It was viewed as progress by the international community, after an initial few days that saw the opposition nearly back out after a last-minute invitation was offered to Iran, and after widespread doubts that the warring sides would ever agree to sit down together.
We asked experts to weigh in on progress made so far and what needs to continue to happen in the days ahead.
Chris Phillips, lecturer in the International Relations of the Middle East, University of London:
I suppose it’s what I was expecting – I wouldn’t call it a complete failure, but that’s because my expectations, like many, were increasingly low. The most obvious success is that the talks didn’t break down immediately, especially in the first few days with Moallem’s very aggressive language and with him saying there’s no chance in hell Assad will step down. At that moment, we were concerned about who was going to walk out first. We should accept that just getting them to talk to each other is a step forward. Those who were expecting any broad solution or conclusion to be achieved had fantastical expectations in the first place.
My understanding is that Homs is pretty much in regime control, so it’s not a great concession to risk letting people out. That’s a battle that’s already won. It would be a far greater concession to let them leave areas more contested at the moment — but there’s been no offer of a ceasefire in Aleppo, no offer of aid into Yarmouk refugee camp, because the regime still sees them as areas of military value. Homs is in an area that is largely in regime control. No men will be allowed out, and the logic there is a military one – the regime is able to claim there’s a possibility that those men could be opposition fighters.

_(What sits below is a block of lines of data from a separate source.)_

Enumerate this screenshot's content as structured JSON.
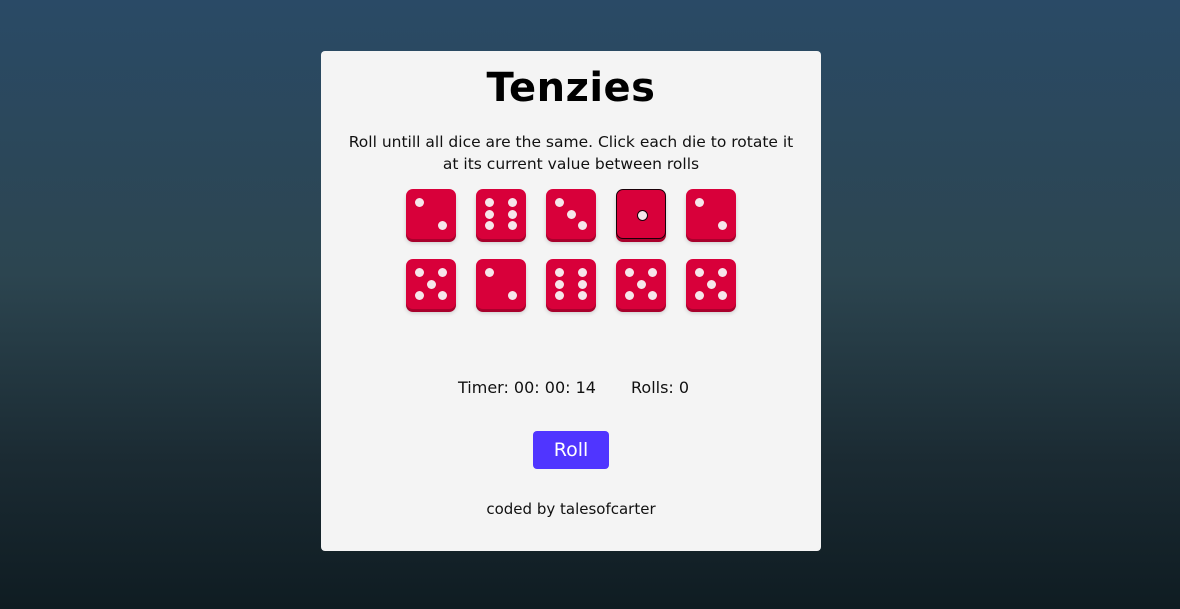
{
  "title": "Tenzies",
  "instructions": "Roll untill all dice are the same. Click each die to rotate it at its current value between rolls",
  "dice": [
    {
      "value": 2,
      "held": false
    },
    {
      "value": 6,
      "held": false
    },
    {
      "value": 3,
      "held": false
    },
    {
      "value": 1,
      "held": true
    },
    {
      "value": 2,
      "held": false
    },
    {
      "value": 5,
      "held": false
    },
    {
      "value": 2,
      "held": false
    },
    {
      "value": 6,
      "held": false
    },
    {
      "value": 5,
      "held": false
    },
    {
      "value": 5,
      "held": false
    }
  ],
  "stats": {
    "timer_text": "Timer: 00: 00: 14",
    "rolls_text": "Rolls: 0"
  },
  "roll_button_label": "Roll",
  "credit": "coded by talesofcarter",
  "colors": {
    "die": "#d8003a",
    "button": "#5035ff",
    "card": "#f4f4f4"
  }
}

What’s really interesting is the position of the Russians and the regime – their dynamic right now is fascinating. Some reports say the Russians were surprised at the level of hostility expressed by Moallem. The question now is how much the Russians will push them to give more [concessions] before the conference ends. I would hypothesize that the successful conclusion to Geneva II would be an agreement from both sides to meet again, making this the start of a process rather than a one-off occasion. Then the international community could claim they’ve begun a process. Of course, the reality is that this all plays into the regime’s hand — Geneva II is in many ways a legitimizing process for the regime, because the international players who have shunned them for several years are now acknowledging that they are a negotiating partner.
Faysal Itani, fellow, Atlantic Council:
If you judge it by the standards of achieving a negotiated political transition on the basis of Geneva I, it’s been an utter failure. I don’t find that particularly surprising, and I don’t think I’m alone. Some of the things that were interesting were the regime’s blatant disregard for the premise of the Geneva conference.

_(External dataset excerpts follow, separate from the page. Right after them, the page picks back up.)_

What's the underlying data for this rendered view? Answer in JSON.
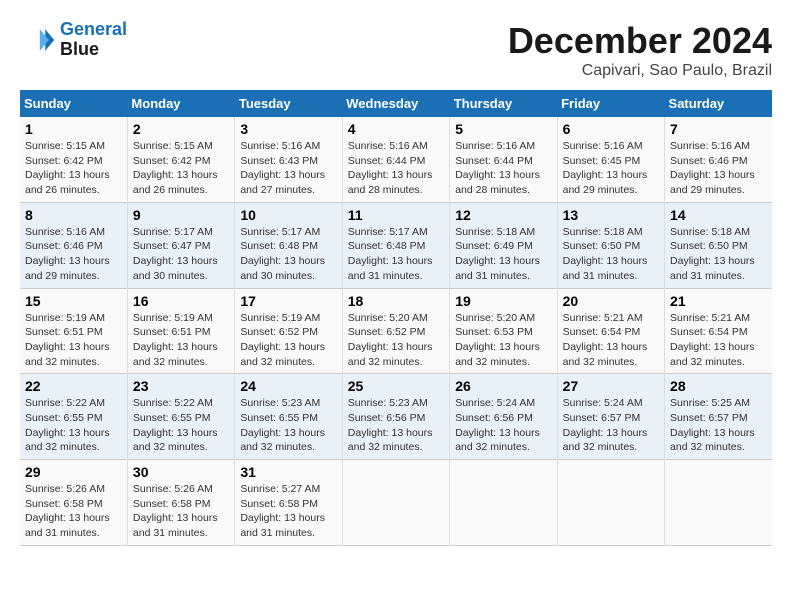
{
  "logo": {
    "line1": "General",
    "line2": "Blue"
  },
  "title": "December 2024",
  "subtitle": "Capivari, Sao Paulo, Brazil",
  "days_header": [
    "Sunday",
    "Monday",
    "Tuesday",
    "Wednesday",
    "Thursday",
    "Friday",
    "Saturday"
  ],
  "weeks": [
    [
      {
        "day": "1",
        "sunrise": "5:15 AM",
        "sunset": "6:42 PM",
        "daylight": "13 hours and 26 minutes."
      },
      {
        "day": "2",
        "sunrise": "5:15 AM",
        "sunset": "6:42 PM",
        "daylight": "13 hours and 26 minutes."
      },
      {
        "day": "3",
        "sunrise": "5:16 AM",
        "sunset": "6:43 PM",
        "daylight": "13 hours and 27 minutes."
      },
      {
        "day": "4",
        "sunrise": "5:16 AM",
        "sunset": "6:44 PM",
        "daylight": "13 hours and 28 minutes."
      },
      {
        "day": "5",
        "sunrise": "5:16 AM",
        "sunset": "6:44 PM",
        "daylight": "13 hours and 28 minutes."
      },
      {
        "day": "6",
        "sunrise": "5:16 AM",
        "sunset": "6:45 PM",
        "daylight": "13 hours and 29 minutes."
      },
      {
        "day": "7",
        "sunrise": "5:16 AM",
        "sunset": "6:46 PM",
        "daylight": "13 hours and 29 minutes."
      }
    ],
    [
      {
        "day": "8",
        "sunrise": "5:16 AM",
        "sunset": "6:46 PM",
        "daylight": "13 hours and 29 minutes."
      },
      {
        "day": "9",
        "sunrise": "5:17 AM",
        "sunset": "6:47 PM",
        "daylight": "13 hours and 30 minutes."
      },
      {
        "day": "10",
        "sunrise": "5:17 AM",
        "sunset": "6:48 PM",
        "daylight": "13 hours and 30 minutes."
      },
      {
        "day": "11",
        "sunrise": "5:17 AM",
        "sunset": "6:48 PM",
        "daylight": "13 hours and 31 minutes."
      },
      {
        "day": "12",
        "sunrise": "5:18 AM",
        "sunset": "6:49 PM",
        "daylight": "13 hours and 31 minutes."
      },
      {
        "day": "13",
        "sunrise": "5:18 AM",
        "sunset": "6:50 PM",
        "daylight": "13 hours and 31 minutes."
      },
      {
        "day": "14",
        "sunrise": "5:18 AM",
        "sunset": "6:50 PM",
        "daylight": "13 hours and 31 minutes."
      }
    ],
    [
      {
        "day": "15",
        "sunrise": "5:19 AM",
        "sunset": "6:51 PM",
        "daylight": "13 hours and 32 minutes."
      },
      {
        "day": "16",
        "sunrise": "5:19 AM",
        "sunset": "6:51 PM",
        "daylight": "13 hours and 32 minutes."
      },
      {
        "day": "17",
        "sunrise": "5:19 AM",
        "sunset": "6:52 PM",
        "daylight": "13 hours and 32 minutes."
      },
      {
        "day": "18",
        "sunrise": "5:20 AM",
        "sunset": "6:52 PM",
        "daylight": "13 hours and 32 minutes."
      },
      {
        "day": "19",
        "sunrise": "5:20 AM",
        "sunset": "6:53 PM",
        "daylight": "13 hours and 32 minutes."
      },
      {
        "day": "20",
        "sunrise": "5:21 AM",
        "sunset": "6:54 PM",
        "daylight": "13 hours and 32 minutes."
      },
      {
        "day": "21",
        "sunrise": "5:21 AM",
        "sunset": "6:54 PM",
        "daylight": "13 hours and 32 minutes."
      }
    ],
    [
      {
        "day": "22",
        "sunrise": "5:22 AM",
        "sunset": "6:55 PM",
        "daylight": "13 hours and 32 minutes."
      },
      {
        "day": "23",
        "sunrise": "5:22 AM",
        "sunset": "6:55 PM",
        "daylight": "13 hours and 32 minutes."
      },
      {
        "day": "24",
        "sunrise": "5:23 AM",
        "sunset": "6:55 PM",
        "daylight": "13 hours and 32 minutes."
      },
      {
        "day": "25",
        "sunrise": "5:23 AM",
        "sunset": "6:56 PM",
        "daylight": "13 hours and 32 minutes."
      },
      {
        "day": "26",
        "sunrise": "5:24 AM",
        "sunset": "6:56 PM",
        "daylight": "13 hours and 32 minutes."
      },
      {
        "day": "27",
        "sunrise": "5:24 AM",
        "sunset": "6:57 PM",
        "daylight": "13 hours and 32 minutes."
      },
      {
        "day": "28",
        "sunrise": "5:25 AM",
        "sunset": "6:57 PM",
        "daylight": "13 hours and 32 minutes."
      }
    ],
    [
      {
        "day": "29",
        "sunrise": "5:26 AM",
        "sunset": "6:58 PM",
        "daylight": "13 hours and 31 minutes."
      },
      {
        "day": "30",
        "sunrise": "5:26 AM",
        "sunset": "6:58 PM",
        "daylight": "13 hours and 31 minutes."
      },
      {
        "day": "31",
        "sunrise": "5:27 AM",
        "sunset": "6:58 PM",
        "daylight": "13 hours and 31 minutes."
      },
      null,
      null,
      null,
      null
    ]
  ]
}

In terms of humanitarian relief, my first impulse was to be deeply skeptical. The idea of releasing women and children and whoever the regime identifies as civilians on the condition that civilian men register their names with the regime is a license for targeted assassinations and going after the opposition. Even in the event that this is carried through, I suspect the promise not to harm registered civilians in Homs is fragile at best.

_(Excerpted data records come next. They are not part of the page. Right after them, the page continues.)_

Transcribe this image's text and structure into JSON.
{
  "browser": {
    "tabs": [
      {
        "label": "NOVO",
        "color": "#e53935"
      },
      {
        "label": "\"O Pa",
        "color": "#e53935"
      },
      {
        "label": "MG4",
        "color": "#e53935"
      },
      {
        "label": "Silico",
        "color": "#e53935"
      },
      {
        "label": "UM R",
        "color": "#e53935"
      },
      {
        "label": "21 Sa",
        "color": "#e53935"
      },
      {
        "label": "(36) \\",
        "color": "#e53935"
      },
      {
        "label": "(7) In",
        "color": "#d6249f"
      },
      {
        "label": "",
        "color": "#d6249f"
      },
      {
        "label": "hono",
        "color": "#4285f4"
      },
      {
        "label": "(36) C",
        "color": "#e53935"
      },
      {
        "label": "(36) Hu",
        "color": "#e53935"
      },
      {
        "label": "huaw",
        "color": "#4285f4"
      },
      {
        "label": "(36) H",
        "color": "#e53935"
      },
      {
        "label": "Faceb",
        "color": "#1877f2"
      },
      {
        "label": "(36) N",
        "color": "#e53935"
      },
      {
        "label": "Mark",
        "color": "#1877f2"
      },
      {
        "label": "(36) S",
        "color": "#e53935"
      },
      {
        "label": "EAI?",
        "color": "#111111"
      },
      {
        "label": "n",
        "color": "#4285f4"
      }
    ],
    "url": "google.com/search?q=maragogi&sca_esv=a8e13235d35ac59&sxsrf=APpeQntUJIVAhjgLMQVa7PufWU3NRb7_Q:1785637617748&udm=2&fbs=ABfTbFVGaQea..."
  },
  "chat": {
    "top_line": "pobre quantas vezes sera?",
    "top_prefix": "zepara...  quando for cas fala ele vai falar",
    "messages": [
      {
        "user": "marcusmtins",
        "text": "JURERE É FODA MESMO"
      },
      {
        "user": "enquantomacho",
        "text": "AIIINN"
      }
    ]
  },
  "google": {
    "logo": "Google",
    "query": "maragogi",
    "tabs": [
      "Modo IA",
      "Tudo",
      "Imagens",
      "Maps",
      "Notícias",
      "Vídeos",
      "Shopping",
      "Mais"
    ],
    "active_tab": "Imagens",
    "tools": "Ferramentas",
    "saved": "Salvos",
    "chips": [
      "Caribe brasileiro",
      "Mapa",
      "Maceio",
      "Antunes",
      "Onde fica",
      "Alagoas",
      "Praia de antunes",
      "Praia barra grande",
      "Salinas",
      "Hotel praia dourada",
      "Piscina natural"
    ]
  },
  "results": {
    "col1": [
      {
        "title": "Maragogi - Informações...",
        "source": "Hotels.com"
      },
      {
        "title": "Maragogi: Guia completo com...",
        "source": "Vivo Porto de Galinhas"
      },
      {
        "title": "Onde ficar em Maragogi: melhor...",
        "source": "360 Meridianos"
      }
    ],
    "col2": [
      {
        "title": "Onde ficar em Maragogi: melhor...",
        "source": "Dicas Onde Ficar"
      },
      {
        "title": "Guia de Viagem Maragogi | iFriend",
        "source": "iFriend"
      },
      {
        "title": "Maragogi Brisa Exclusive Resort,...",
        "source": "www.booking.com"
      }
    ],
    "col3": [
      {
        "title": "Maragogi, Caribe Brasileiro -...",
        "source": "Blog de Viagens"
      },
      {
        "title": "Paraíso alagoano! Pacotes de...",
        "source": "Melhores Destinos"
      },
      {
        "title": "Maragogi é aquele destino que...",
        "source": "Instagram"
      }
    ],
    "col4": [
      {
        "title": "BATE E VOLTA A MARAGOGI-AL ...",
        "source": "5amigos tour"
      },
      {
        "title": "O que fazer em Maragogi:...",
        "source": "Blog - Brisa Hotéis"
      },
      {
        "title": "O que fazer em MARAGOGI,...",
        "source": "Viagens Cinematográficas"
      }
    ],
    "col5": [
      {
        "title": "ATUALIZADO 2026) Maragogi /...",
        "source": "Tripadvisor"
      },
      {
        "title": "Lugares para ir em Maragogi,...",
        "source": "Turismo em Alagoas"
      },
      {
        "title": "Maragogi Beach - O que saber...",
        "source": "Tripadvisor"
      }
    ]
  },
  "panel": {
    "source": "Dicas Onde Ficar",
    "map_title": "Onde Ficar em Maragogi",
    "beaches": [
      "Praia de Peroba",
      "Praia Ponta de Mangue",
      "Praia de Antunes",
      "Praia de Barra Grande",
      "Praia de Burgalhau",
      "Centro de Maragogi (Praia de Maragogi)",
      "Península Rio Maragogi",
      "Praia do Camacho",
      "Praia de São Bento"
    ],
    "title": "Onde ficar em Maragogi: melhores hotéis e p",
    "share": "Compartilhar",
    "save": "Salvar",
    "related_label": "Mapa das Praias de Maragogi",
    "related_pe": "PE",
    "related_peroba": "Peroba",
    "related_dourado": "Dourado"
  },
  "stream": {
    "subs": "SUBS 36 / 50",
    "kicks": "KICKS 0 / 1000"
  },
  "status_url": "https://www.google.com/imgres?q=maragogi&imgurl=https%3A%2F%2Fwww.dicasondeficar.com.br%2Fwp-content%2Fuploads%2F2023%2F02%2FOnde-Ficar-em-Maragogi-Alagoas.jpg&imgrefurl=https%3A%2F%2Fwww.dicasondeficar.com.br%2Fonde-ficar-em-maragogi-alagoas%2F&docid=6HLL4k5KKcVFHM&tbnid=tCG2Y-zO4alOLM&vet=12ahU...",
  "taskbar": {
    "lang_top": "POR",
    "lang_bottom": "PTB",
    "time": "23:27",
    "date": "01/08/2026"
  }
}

But it’s interesting that they offered it to begin with. The optics of it make them look semi reasonable and highlight the fact that the opposition, in Geneva, is not in a position to make their own concessions. There have been no concessions by the opposition, and the regime realizes that. Theoretically, what’s possible in terms of those concessions? Ceasefires and the release of regime prisoners, which is blatantly obvious that they can’t do. And the regime’s desire to make concessions is partly to highlight that imbalance.
In terms of the international community’s conduct this week, John Kerry’s been quite adamantly consistent. He gets points for that. As do the Russians – they are playing a long game here. They understand that by all but explicitly refusing the principles of Geneva I, they are hoping to buy time for the regime to change the military situation on the ground and reconquer Syria, which would make Geneva a moot point anyway.
Over the next few days, perhaps we’ll see some more progress made on implementing the regime’s promised concessions. I don’t envision that the talks will move to the next phase of meaningful discussion of political transition – and in its defense, the regime has been transparent about that.
Lama Fakih, Syria-Lebanon researcher, Human Rights Watch:
We’re still waiting to see how the planned evacuation from Homs happens and the full scope of the deal between the opposition and the government. We need to understand it in the context of the current humanitarian situation in country. There have been significant challenges in getting to the more than 6.5 million internally displaced Syrians because of these intentional sieges that the government is imposing across the country, and that have also been carried out by the opposition in Aleppo governorate.
In addition, we know the government is still content to refuse to allow assistance to come in from Turkey. The agreement being discussed for the old city of Homs is important for the residents that live there – there have been reports of people dying from malnutrition. What the government is now discussing with the opposition is allowing women and children to leave, and that agreement, if it ends there, does not actually require the government to fulfill the extent of its obligations under international humanitarian law — which would be not to restrict aid into old Homs city and not to restrict access to medical treatment.
This cannot be the end of concessions. The Syrian government is giving concessions to abide by their international legal obligations. This week, we need more international pressure on the government, to push them to fulfill the most basic obligations under the laws of war, which is to not restrict humanitarian access. We’re clearly far from that.
We also need to continue to press the parties and Brahimi and the mediation team to push for release of arbitrarily held detainees – those held by all sides. This is an area where we hope there will be some progress.